O governo brasileiro decidiu pedir à Organização Mundial do Comércio (OMC) autorização para retaliar os Estados Unidos por manterem subsídios ilegais a produtores e exportadores de algodão. Os subsídios foram condenados em processo iniciado em 2002 pelo Brasil e apoiado por vários países pobres. Em sua próxima reunião, no dia 15, o Órgão de Solução de Controvérsias da OMC deverá examinar a retaliação pedida pelo Brasil. A eliminação das subvenções ilegais deveria ter ocorrido no dia 1.º de julho. Duas horas antes do fim do prazo, o governo americano anunciou mudanças em seus programas de garantia de crédito considerados ilegais. Mas nada foi prometido em relação ao chamado "Step 2" (Segundo Passo), um programa de subsídios que possibilita o uso do algodão americano, mais caro que o do mercado internacional, por processadores e exportadores. O governo brasileiro também considerou insatisfatória a anunciada mudança das garantias de crédito. A negligência em relação ao "Step 2" não resultou de um mal-entendido nem de uma distração de proporções incomuns. O governo americano simplesmente deixou de cumprir, deliberadamente, uma parte do que foi determinado pelos juízes da OMC, apesar de ter tido um prazo para tomar as medidas necessárias. O secretário de Agricultura dos Estados Unidos, Mike Johanns, disse que o governo "continua a avaliar outros passos para responder à decisão da OMC", reconhecendo, portanto, que as mudanças prometidas na sexta-feira são insuficientes.
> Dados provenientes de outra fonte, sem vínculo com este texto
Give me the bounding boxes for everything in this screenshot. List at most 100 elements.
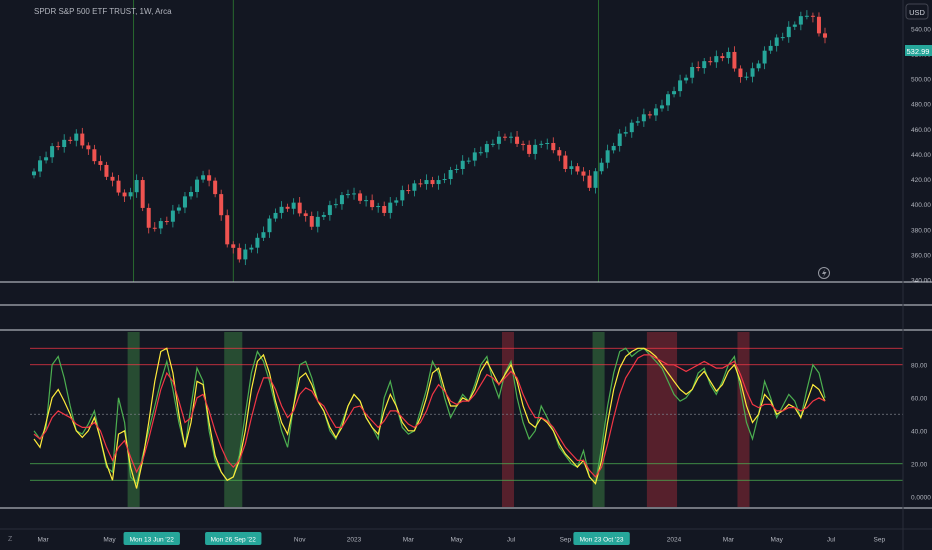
candle-body [352,193,357,195]
candle-body [659,105,664,109]
candle-body [762,50,767,64]
last-price-label: 532.99 [907,47,930,56]
candle-body [472,152,477,161]
time-tick-label: May [103,537,116,544]
time-tick-label: Mon 23 Oct '23 [580,537,624,544]
candle-body [750,68,755,77]
candle-body [466,160,471,162]
candle-body [539,143,544,145]
candle-body [617,133,622,146]
candle-body [297,202,302,214]
candle-body [684,77,689,81]
marker-lines [133,0,599,282]
candle-body [442,179,447,181]
price-tick-label: 400.00 [911,202,931,209]
candle-body [188,192,193,197]
candle-body [678,80,683,92]
candle-body [261,232,266,238]
candle-body [768,45,773,51]
price-scale[interactable]: 540.00520.00500.00480.00460.00440.00420.… [911,26,931,284]
candle-body [484,144,489,153]
time-tick-label: Mon 13 Jun '22 [130,537,175,544]
candle-body [122,192,127,197]
time-tick-label: 2023 [347,537,362,544]
candle-body [116,180,121,193]
candle-body [647,114,652,116]
candle-body [454,168,459,170]
candle-body [273,212,278,219]
lightning-icon[interactable] [818,267,830,279]
candle-body [436,180,441,185]
currency-label: USD [909,8,925,17]
candle-body [279,206,284,213]
candle-body [32,171,36,176]
candle-body [502,136,507,138]
oscillator-scale[interactable]: 80.00 60.00 40.00 20.00 0.0000 [911,362,931,501]
candle-body [810,15,815,17]
candle-body [774,37,779,46]
candle-body [164,221,169,223]
time-marker-badge [573,532,630,545]
price-tick-label: 380.00 [911,227,931,234]
osc-tick-label: 20.00 [911,461,928,468]
candle-body [496,136,501,144]
candle-body [358,193,363,201]
candle-body [563,155,568,169]
time-tick-label: Mar [403,537,415,544]
candle-body [219,194,224,216]
time-tick-label: Mar [37,537,49,544]
candle-body [104,164,109,177]
symbol-title: SPDR S&P 500 ETF TRUST, 1W, Arca [34,7,172,16]
candle-body [521,143,526,145]
candle-body [460,160,465,169]
candle-body [593,171,598,188]
time-marker-badge [123,532,180,545]
time-tick-label: Sep [560,537,572,544]
candle-body [339,195,344,205]
candle-body [345,194,350,196]
highlight-band [737,332,750,507]
candle-body [243,249,248,260]
candle-body [690,67,695,78]
candle-body [364,200,369,202]
candle-body [816,16,821,34]
candle-body [92,149,97,162]
candle-body [786,26,791,38]
oscillator-series-2 [33,347,826,489]
candle-body [792,24,797,27]
candle-body [86,145,91,150]
candle-body [702,61,707,69]
candle-body [732,51,737,69]
highlight-band [646,332,678,507]
candle-body [285,206,290,209]
candle-body [478,152,483,154]
oscillator-lines [33,347,826,489]
candle-body [62,139,67,148]
candle-body [515,136,520,144]
candle-body [569,166,574,169]
price-tick-label: 480.00 [911,102,931,109]
candle-body [490,143,495,145]
candle-body [509,136,514,138]
candle-body [182,196,187,208]
time-tick-label: Jul [507,537,516,544]
price-tick-label: 460.00 [911,127,931,134]
candle-body [696,67,701,69]
osc-tick-label: 0.0000 [911,494,931,501]
scale-mode-label[interactable]: Z [8,536,13,543]
candle-body [587,175,592,188]
time-scale[interactable]: Mar May Mon 13 Jun '22 Mon 26 Sep '22 Nov 202… [37,532,886,545]
candle-body [291,202,296,209]
candle-body [327,205,332,216]
candle-body [430,180,435,185]
time-tick-label: Jul [827,537,836,544]
currency-button[interactable] [905,3,929,20]
highlight-bands [127,332,750,507]
candle-body [672,91,677,95]
candle-body [140,180,145,208]
last-price-badge [905,45,932,56]
candle-body [128,192,133,197]
highlight-band [501,332,515,507]
price-tick-label: 360.00 [911,252,931,259]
Richard Mills, porta-voz do Representante dos Estados Unidos para Comércio Exterior (USTR), disse que o Executivo "está avaliando os passos que pode tomar, incluindo contato com o Congresso para possível ação legislativa", e que as mudanças serão discutidas com o Brasil. Também essa declaração confirma o reconhecimento de que a resposta americana às determinações da OMC foi insuficiente. Sendo necessária uma alteração legal, o governo americano teria maior dificuldade para cuidar do problema. Esse fato, no entanto, seria um motivo a mais para que as autoridades tivessem começado a cuidar do problema bem antes.

Se o problema não for resolvido de forma satisfatória, restará ao Brasil apelar para a retaliação, lembrou Mills - uma decisão já tomada, de fato, pela diplomacia brasileira.

A retaliação, embora seja a solução jurídica extrema, é normalmente a pior saída. De modo geral, é evitada pelos vários governos vencedores de processos na OMC, porque aumenta a animosidade, atrapalha o comércio e não resolve o problema que motivou a queixa original. Além disso, a retaliação é um remédio pouco eficaz, quando aplicado contra uma economia muito poderosa - nesse caso, a maior e mais poderosa do mundo.

Retaliações contra os Estados Unidos têm sido autorizadas pela OMC como desdobramento de outros processos. Isso não tem contribuído, no entanto, para que a economia americana se torne menos protecionista e seu governo mais disposto a cumprir normas internacionais e a acatar decisões de juízes da OMC.

A pouca disposição americana de cumprir essa determinação é um sinal desestimulante, num momento em que governos de todo o mundo se esforçam para levar à conclusão, até o próximo ano, a Rodada Doha de negociações comerciais. Mesmo que haja acordo sobre os temas principais, já se saberá que a liberalização negociada pelos 148 membros da OMC valerá somente quando os governos das maiores potências decidirem acatar as normas.

Essa preocupação é válida principalmente em relação às autoridades americanas, habituadas a legislar como se as suas leis valessem para o mundo e nem sempre dispostas a aceitar a disciplina multilateral.

Os subsídios americanos a produtores e exportadores de algodão prejudicam não só o Brasil e outras economias grandes e médias envolvidas nesse mercado, mas também grande número de países muito pobres. Os produtores da África Central e da África Ocidental tiveram na safra 2001-2002 perdas estimadas em US$ 300 milhões pela Oxfam, uma organização não-governamental que tem acompanhado atentamente os efeitos sociais das condições de comércio.